Johnson, who is looking to become only the second player after Tiger Woods to win the title as world number one, carded a second round of 67 to set a daunting clubhouse target of four under par.
That did not look like being challenged until the wind surprisingly died in late afternoon and Poulter was among those to take advantage, three birdies in four holes from the fourth taking him to within a shot of the lead.
However, the 42-year-old then dropped four shots in his last two holes to finish five shots off the pace, leaving Charley Hoffman and Scott Piercy as Johnson’s nearest challengers on level par.
TWEET OF THE DAY
Justin Thomas battled wind and rain to post a 70 on Friday morning and was not happy at seeing the late starters enjoying perfect conditions.
SHOT OF THE DAY
Having started on the 10th, Jimmy Walker had already recorded an eagle on the 16th before producing his second of the day on the fourth by holing out from 170 yards from a fairway bunker.
ROUND OF THE DAY
Tommy Fleetwood and Brooks Koepka both shot 66, but defending champion Koepka edges it by virtue of recovering from two early bogeys to fire six birdies in the space of 10 holes.
QUOTE OF THE DAY
“I felt stupid knifing the first shot [out of the bunker], I felt more stupid semi-chunking the next one and I didn’t do that well with the next one either.” – Ian Poulter with an honest assessment of his triple-bogey seven on the eighth.
STATISTIC OF THE DAY
“Good morning from Shinnecock Hills. 21 of the last 22 U.S. Open champions were at or within 2 shots of the lead after 36 holes.” – The Golf Channel’s Justin Ray with a stat to please the Dustin Johnson fans.
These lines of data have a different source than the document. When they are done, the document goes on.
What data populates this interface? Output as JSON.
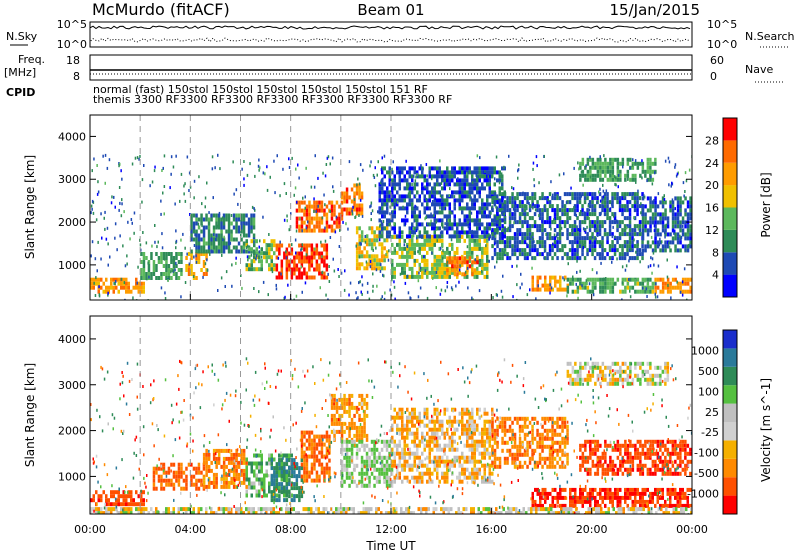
{
  "header": {
    "station": "McMurdo (fitACF)",
    "beam": "Beam 01",
    "date": "15/Jan/2015"
  },
  "top_panels": {
    "nsky_label": "N.Sky",
    "nsky_ticks": [
      "10^5",
      "10^0"
    ],
    "nsearch_label": "N.Search",
    "nsearch_ticks": [
      "10^5",
      "10^0"
    ],
    "freq_label": [
      "Freq.",
      "[MHz]"
    ],
    "freq_ticks": [
      "18",
      "8"
    ],
    "nave_label": "Nave",
    "nave_ticks": [
      "60",
      "0"
    ],
    "cpid_label": "CPID",
    "cpid_lines": {
      "line1": "normal  (fast) 150stol 150stol 150stol 150stol 150stol 151 RF",
      "line2": "themis  3300 RF3300 RF3300 RF3300 RF3300 RF3300 RF3300 RF"
    }
  },
  "colors": {
    "power_scale": [
      "#0000ff",
      "#1e4ab4",
      "#2e8b57",
      "#5cb85c",
      "#f0c000",
      "#ff9c00",
      "#ff6a00",
      "#ff0000"
    ],
    "velocity_scale": [
      "#1a2ecc",
      "#2a7a9a",
      "#2e8b57",
      "#55c040",
      "#c0c0c0",
      "#d0d0d0",
      "#f5b000",
      "#ff8a00",
      "#ff5000",
      "#ff0000"
    ]
  },
  "chart_data": [
    {
      "type": "heatmap",
      "title": "",
      "quantity": "Power",
      "ylabel": "Slant Range [km]",
      "xlabel": "",
      "ylim": [
        180,
        4500
      ],
      "xlim": [
        "00:00",
        "24:00"
      ],
      "yticks": [
        "1000",
        "2000",
        "3000",
        "4000"
      ],
      "colorbar": {
        "label": "Power [dB]",
        "ticks": [
          "4",
          "8",
          "12",
          "16",
          "20",
          "24",
          "28"
        ],
        "range": [
          0,
          32
        ]
      },
      "regions": [
        {
          "t": [
            0.0,
            2.1
          ],
          "r": [
            380,
            700
          ],
          "dB": 22
        },
        {
          "t": [
            2.0,
            3.6
          ],
          "r": [
            700,
            1300
          ],
          "dB": 12
        },
        {
          "t": [
            3.8,
            4.6
          ],
          "r": [
            700,
            1300
          ],
          "dB": 22
        },
        {
          "t": [
            4.0,
            6.5
          ],
          "r": [
            1300,
            2200
          ],
          "dB": 9
        },
        {
          "t": [
            6.2,
            7.3
          ],
          "r": [
            900,
            1600
          ],
          "dB": 14
        },
        {
          "t": [
            7.4,
            9.4
          ],
          "r": [
            700,
            1500
          ],
          "dB": 28
        },
        {
          "t": [
            8.2,
            10.0
          ],
          "r": [
            1800,
            2500
          ],
          "dB": 26
        },
        {
          "t": [
            10.0,
            10.8
          ],
          "r": [
            2200,
            2900
          ],
          "dB": 25
        },
        {
          "t": [
            10.6,
            11.8
          ],
          "r": [
            900,
            1900
          ],
          "dB": 18
        },
        {
          "t": [
            12.0,
            15.8
          ],
          "r": [
            700,
            1700
          ],
          "dB": 15
        },
        {
          "t": [
            14.2,
            15.4
          ],
          "r": [
            800,
            1200
          ],
          "dB": 25
        },
        {
          "t": [
            11.5,
            16.5
          ],
          "r": [
            1700,
            3300
          ],
          "dB": 6
        },
        {
          "t": [
            16.0,
            22.0
          ],
          "r": [
            1200,
            2700
          ],
          "dB": 7
        },
        {
          "t": [
            17.6,
            19.0
          ],
          "r": [
            400,
            750
          ],
          "dB": 22
        },
        {
          "t": [
            19.0,
            22.5
          ],
          "r": [
            380,
            700
          ],
          "dB": 13
        },
        {
          "t": [
            22.5,
            24.0
          ],
          "r": [
            380,
            700
          ],
          "dB": 24
        },
        {
          "t": [
            22.0,
            24.0
          ],
          "r": [
            1300,
            2600
          ],
          "dB": 7
        },
        {
          "t": [
            19.5,
            22.5
          ],
          "r": [
            3000,
            3500
          ],
          "dB": 12
        }
      ]
    },
    {
      "type": "heatmap",
      "title": "",
      "quantity": "Velocity",
      "ylabel": "Slant Range [km]",
      "xlabel": "Time UT",
      "ylim": [
        180,
        4500
      ],
      "xlim": [
        "00:00",
        "24:00"
      ],
      "xticks": [
        "00:00",
        "04:00",
        "08:00",
        "12:00",
        "16:00",
        "20:00",
        "00:00"
      ],
      "yticks": [
        "1000",
        "2000",
        "3000",
        "4000"
      ],
      "colorbar": {
        "label": "Velocity [m s^-1]",
        "ticks": [
          "1000",
          "500",
          "100",
          "25",
          "-25",
          "-100",
          "-500",
          "-1000"
        ],
        "range": [
          -1000,
          1000
        ]
      },
      "regions": [
        {
          "t": [
            0.0,
            2.1
          ],
          "r": [
            380,
            700
          ],
          "v": -400
        },
        {
          "t": [
            2.5,
            4.5
          ],
          "r": [
            700,
            1300
          ],
          "v": -300
        },
        {
          "t": [
            4.5,
            6.2
          ],
          "r": [
            800,
            1600
          ],
          "v": -200
        },
        {
          "t": [
            6.2,
            8.0
          ],
          "r": [
            600,
            1500
          ],
          "v": 200
        },
        {
          "t": [
            7.2,
            8.4
          ],
          "r": [
            500,
            1400
          ],
          "v": 500
        },
        {
          "t": [
            8.4,
            9.5
          ],
          "r": [
            900,
            2000
          ],
          "v": -250
        },
        {
          "t": [
            9.6,
            11.0
          ],
          "r": [
            1800,
            2800
          ],
          "v": -150
        },
        {
          "t": [
            10.0,
            12.0
          ],
          "r": [
            800,
            1800
          ],
          "v": 120
        },
        {
          "t": [
            12.0,
            16.0
          ],
          "r": [
            900,
            2500
          ],
          "v": -60
        },
        {
          "t": [
            16.0,
            19.0
          ],
          "r": [
            1200,
            2300
          ],
          "v": -200
        },
        {
          "t": [
            17.6,
            24.0
          ],
          "r": [
            400,
            750
          ],
          "v": -500
        },
        {
          "t": [
            19.5,
            24.0
          ],
          "r": [
            1100,
            1800
          ],
          "v": -450
        },
        {
          "t": [
            19.0,
            23.0
          ],
          "r": [
            3000,
            3500
          ],
          "v": 20
        },
        {
          "t": [
            0.0,
            24.0
          ],
          "r": [
            180,
            330
          ],
          "v": 0
        }
      ]
    }
  ]
}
The third took over from the 14th as the toughest hole, with Russell Henley’s challenge faltering as he tangled with the fescue on his way to a seven. A total of 71 bogeys, 15 double bogeys and Henley’s triple bogey helped produce a scoring average of 4.641.
For the second day in succession, the fifth hole played as the easiest with an average of 4.878, offering up 46 birdies, 22 bogeys and just one double bogey or worse.
ON THE UP
Brooks Koepka’s chances of becoming the first player to successfully defend the US Open title since 1989 after a second round of 66 lifted him into a tie for fourth place.
ON THE SLIDE
The prospects of Tiger Woods winning another major after rounds of 78 and 72 proved the former world number one remains far from his prime following spinal fusion surgery last year.